Simon Gueller, head chef of The Box Tree Restaurant in Ilkley, Yorkshire, shares an exquisite dessert from his fine dining menu.


  • For the soup

  • 1kg strawberries

  • 125g caster sugar

  • Mascarpone sorbet

  • 450g mascarpone

  • 575ml stock syrup (equal quantities of sugar and water)

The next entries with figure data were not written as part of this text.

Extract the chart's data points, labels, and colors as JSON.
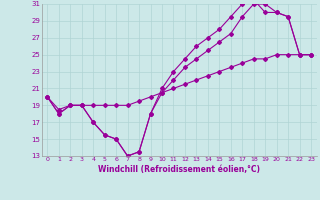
{
  "line1_x": [
    0,
    1,
    2,
    3,
    4,
    5,
    6,
    7,
    8,
    9,
    10,
    11,
    12,
    13,
    14,
    15,
    16,
    17,
    18,
    19,
    20,
    21,
    22,
    23
  ],
  "line1_y": [
    20.0,
    18.5,
    19.0,
    19.0,
    19.0,
    19.0,
    19.0,
    19.0,
    19.5,
    20.0,
    20.5,
    21.0,
    21.5,
    22.0,
    22.5,
    23.0,
    23.5,
    24.0,
    24.5,
    24.5,
    25.0,
    25.0,
    25.0,
    25.0
  ],
  "line2_x": [
    0,
    1,
    2,
    3,
    4,
    5,
    6,
    7,
    8,
    9,
    10,
    11,
    12,
    13,
    14,
    15,
    16,
    17,
    18,
    19,
    20,
    21,
    22,
    23
  ],
  "line2_y": [
    20.0,
    18.0,
    19.0,
    19.0,
    17.0,
    15.5,
    15.0,
    13.0,
    13.5,
    18.0,
    20.5,
    22.0,
    23.5,
    24.5,
    25.5,
    26.5,
    27.5,
    29.5,
    31.0,
    31.0,
    30.0,
    29.5,
    25.0,
    25.0
  ],
  "line3_x": [
    0,
    1,
    2,
    3,
    4,
    5,
    6,
    7,
    8,
    9,
    10,
    11,
    12,
    13,
    14,
    15,
    16,
    17,
    18,
    19,
    20,
    21,
    22,
    23
  ],
  "line3_y": [
    20.0,
    18.0,
    19.0,
    19.0,
    17.0,
    15.5,
    15.0,
    13.0,
    13.5,
    18.0,
    21.0,
    23.0,
    24.5,
    26.0,
    27.0,
    28.0,
    29.5,
    31.0,
    31.5,
    30.0,
    30.0,
    29.5,
    25.0,
    25.0
  ],
  "color": "#990099",
  "bg_color": "#cce8e8",
  "grid_color": "#b0d4d4",
  "xlabel": "Windchill (Refroidissement éolien,°C)",
  "xlim_min": -0.5,
  "xlim_max": 23.5,
  "ylim_min": 13,
  "ylim_max": 31,
  "yticks": [
    13,
    15,
    17,
    19,
    21,
    23,
    25,
    27,
    29,
    31
  ],
  "xticks": [
    0,
    1,
    2,
    3,
    4,
    5,
    6,
    7,
    8,
    9,
    10,
    11,
    12,
    13,
    14,
    15,
    16,
    17,
    18,
    19,
    20,
    21,
    22,
    23
  ]
}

  • 55ml lemon juice (4 tblsp)


  • Strawberry soup:

  • 1.

    Remove the husks and slice the strawberries and gently mix with the sugar. Leave in a warm place for one hour.

  • 2.

    Pour the mixture into a piece of muslin and tie. Leave to strain over a bowl in the fridge over night. 

  • Mascarpone sorbet:

  • 1.

    Blend syrup and mascarpone thoroughly. Place in an ice cream machine, when almost frozen add lemon juice. Continue churning until frozen. Place in freezer - use within three days.

  • 2.

    To finish, pour strawberry soup in to a bowl and garnish with fresh raspberries, strawberries and blueberries. Just before serving top with mascarpone sorbet.

Nutritional information

Nutritional analysis per serving (3 servings)

  • Energy 1448kj
  • Fat Total 52g
  • Saturated Fat 29g
  • Protein 11g
  • Carbohydrate 245g
  • Sugar 217g
  • Sodium 582mg

Note: The information shown is Edamam's estimate based on available ingredients and preparation. It should not be considered a substitute for a professional nutritionist's advice.